European Ombudsman Emily O’Reilly has taken issue with the EMA over the redaction of clinical study reports (CSRs) for AbbVie’s Humira.
After reviewing the original and redacted versions, O’Reilly has asked the regulator to explain why some details were blacked out in CSRs requested by an independent researcher, saying in a letter to EMA Executive Director Guido Rasi she has “doubts and concerns” about their legality.
The Humira (adalimumab) CSRs have been at the centre of a legal dispute between AbbVie and the EMA, with the company suing the regulator last year to try to keep details hidden. As part of a settlement agreement in April the EMA agreed to redact some of the information, prompting the Ombudsman’s enquiry.
In the letter, O’Reilly notes that some redactions were clearly justified as they pertained to personal data of patients while others relating to companies providing services to AbbVie are also legitimate as they “may be considered to relate to the confidential business relationships.”
She is unhappy about others, however, such as the redaction of a section explaining the rationale for Humira dose selection because of an unspecified “ongoing development” and asks whether the EMA is aware of this development or has simply relied on the company’s “unsubstantiated assertion.”

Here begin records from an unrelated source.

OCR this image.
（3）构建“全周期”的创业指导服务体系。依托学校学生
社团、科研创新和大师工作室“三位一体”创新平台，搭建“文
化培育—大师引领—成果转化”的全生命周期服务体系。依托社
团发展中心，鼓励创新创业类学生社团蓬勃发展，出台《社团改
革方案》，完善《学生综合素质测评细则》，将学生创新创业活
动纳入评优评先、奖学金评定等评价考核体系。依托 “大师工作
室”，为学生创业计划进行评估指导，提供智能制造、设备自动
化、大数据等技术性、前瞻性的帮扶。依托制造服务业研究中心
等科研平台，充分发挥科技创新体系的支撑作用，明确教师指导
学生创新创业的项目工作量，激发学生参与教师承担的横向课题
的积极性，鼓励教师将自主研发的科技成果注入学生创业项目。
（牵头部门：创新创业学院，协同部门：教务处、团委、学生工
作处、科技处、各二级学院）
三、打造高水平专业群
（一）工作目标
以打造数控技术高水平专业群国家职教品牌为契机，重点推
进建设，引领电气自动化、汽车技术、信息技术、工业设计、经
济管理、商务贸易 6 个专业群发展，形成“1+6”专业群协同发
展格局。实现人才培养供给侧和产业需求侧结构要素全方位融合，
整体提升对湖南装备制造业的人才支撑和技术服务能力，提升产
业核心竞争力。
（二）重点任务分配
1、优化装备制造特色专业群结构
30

Other problematic redactions – 16 in total – relate to sections covering the determinations of sample, protocol and statistical changes, statistical methods, secondary endpoints in trials and lot numbers, among others.
The Ombudsman asked for a reply to her letter by January 31 2015, but the EMA was quick to publish preliminary feedback on the criticism, adding it would send a detailed response in due course.
In a statement, it said that while there is clear guidance on what personal details should be redacted, the procedure for commercially confidential information is considerable more vague.
The agency now finds itself between a rock and hard place, with the terms of its lawsuit settlement on one side and the Ombudsman on the other, and how the EMA navigates between the two will likely have implications on the interpretation of clinical trial transparency policy in Europe.
The EMA revealed its policy on publishing clinical trial results last month, but drew immediate criticism from organisations such as the AllTrials transparency pressure group for a number of elements contained in the document, including the redactions process.
“Stakeholder feedback and experience continue to shape EMA’s understanding of commercially confidential information,” said the agency in its response to O’Reilly’s letter, although it points out that it “is responsible for ruling on any redactions of documents to be published.”
“Based on experience and stakeholder feedback, the agency is continuously improving its understanding of what can and cannot be considered confidential,” it added.